ECLI:NL:HR:2016:2512

Hoge Raad

Datum uitspraak
4 november 2016
Publicatiedatum
3 november 2016
Zaaknummer
16/01778
Instantie
Hoge Raad
Type
Uitspraak
Rechtsgebied
Bestuursrecht; Belastingrecht
Procedures
  • Cassatie
Rechters
Vindplaatsen
  • Rechtspraak.nl
AI samenvatting door LexboostAutomatisch gegenereerd

Cassatieberoep tegen uitspraak Gerechtshof inzake navorderingsaanslag inkomstenbelasting

In deze zaak heeft belanghebbende, aangeduid als [Z], beroep in cassatie ingesteld tegen een uitspraak van het Gerechtshof ’s-Hertogenbosch. Deze uitspraak was gedaan op 26 februari 2016, onder nummer 13/00285, en betrof een hoger beroep van belanghebbende tegen een eerdere uitspraak van de Rechtbank Zeeland-West-Brabant, die betrekking had op een navorderingsaanslag in de inkomstenbelasting/premie volksverzekeringen voor het jaar 2006. Daarnaast ging het om een boetebeschikking en een beschikking inzake heffingsrente die aan belanghebbende waren opgelegd.

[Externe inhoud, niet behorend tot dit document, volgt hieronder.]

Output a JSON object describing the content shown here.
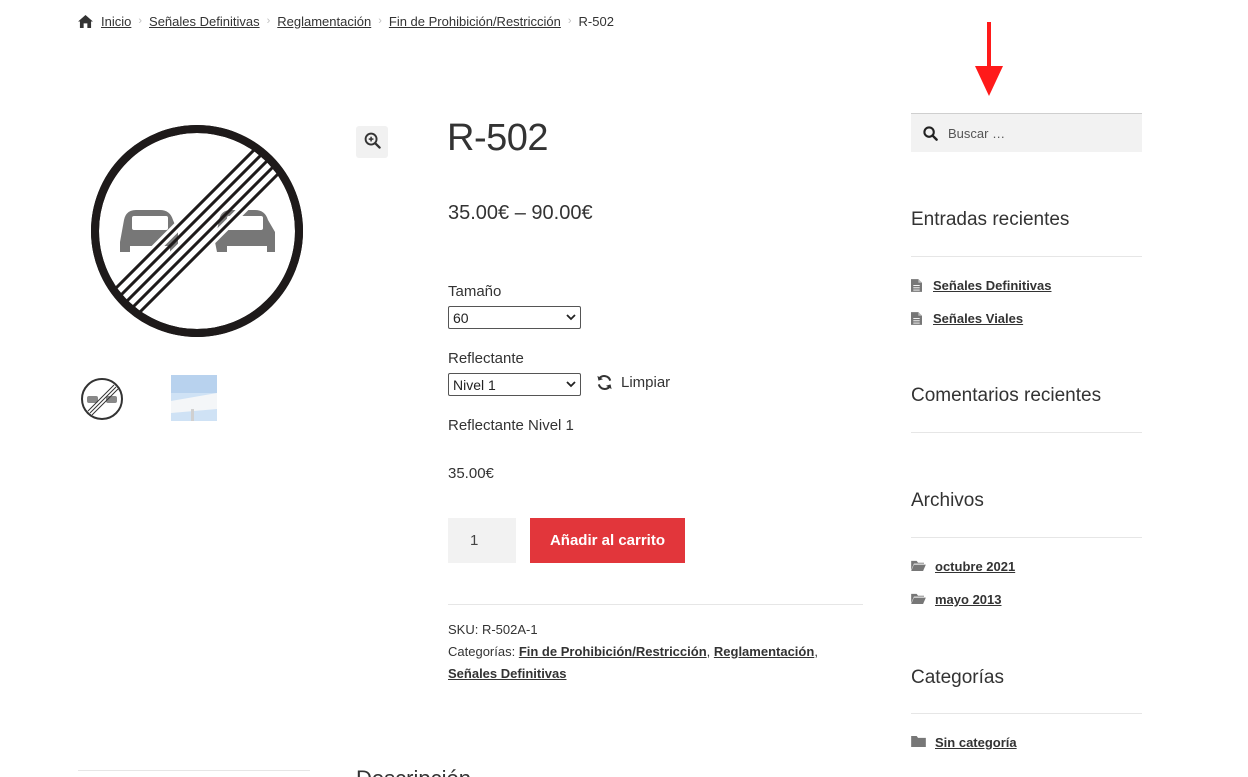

De Hoge Raad heeft de middelen die door belanghebbende zijn voorgesteld in het cassatieberoep beoordeeld. De Staatssecretaris van Financiën heeft een verweerschrift ingediend. De Hoge Raad oordeelde dat de voorgestelde middelen niet tot cassatie konden leiden. Dit oordeel is gebaseerd op artikel 81, lid 1, van de Wet op de rechterlijke organisatie, waarbij werd vastgesteld dat de middelen niet nopen tot beantwoording van rechtsvragen die van belang zijn voor de rechtseenheid of de rechtsontwikkeling.

In de beslissing heeft de Hoge Raad ook aangegeven dat er geen termen aanwezig zijn voor een veroordeling in de proceskosten. Uiteindelijk verklaarde de Hoge Raad het beroep in cassatie ongegrond. Het arrest is uitgesproken in het openbaar op 4 november 2016 door de vice-president R.J. Koopman, samen met de raadsheren M.A. Fierstra en Th. Groeneveld, in tegenwoordigheid van de waarnemend griffier F. Treuren.

Uitspraak

4 november 2016
Nr. 16/01778
Arrest
gewezen op het beroep in cassatie van
[X]te [Z] (hierna: belanghebbende) tegen de uitspraak van het
Gerechtshof ’s-Hertogenboschvan 26 februari 2016, nr. 13/00285, op het hoger beroep van belanghebbende tegen een uitspraak van de Rechtbank Zeeland-West-Brabant (nr. AWB 12/1261) betreffende de aan belanghebbende over het jaar 2006 opgelegde navorderingsaanslag in de inkomstenbelasting/premie volksverzekeringen, de daarbij gegeven boetebeschikking en de daarbij gegeven beschikking inzake heffingsrente.

1.Geding in cassatie

Belanghebbende heeft tegen ’s Hofs uitspraak beroep in cassatie ingesteld en daarbij een aantal middelen voorgesteld.
De Staatssecretaris van Financiën heeft een verweerschrift ingediend.

2.Beoordeling van de middelen

De middelen kunnen niet tot cassatie leiden. Dit behoeft, gezien artikel 81, lid 1, van de Wet op de rechterlijke organisatie, geen nadere motivering, nu de middelen niet nopen tot beantwoording van rechtsvragen in het belang van de rechtseenheid of de rechtsontwikkeling.

3.Proceskosten

De Hoge Raad acht geen termen aanwezig voor een veroordeling in de proceskosten.

4.Beslissing

De Hoge Raad verklaart het beroep in cassatie ongegrond.
Dit arrest is gewezen door de vice-president R.J. Koopman als voorzitter, en de raadsheren M.A. Fierstra en Th. Groeneveld, in tegenwoordigheid van de waarnemend griffier F. Treuren, en in het openbaar uitgesproken op 4 november 2016.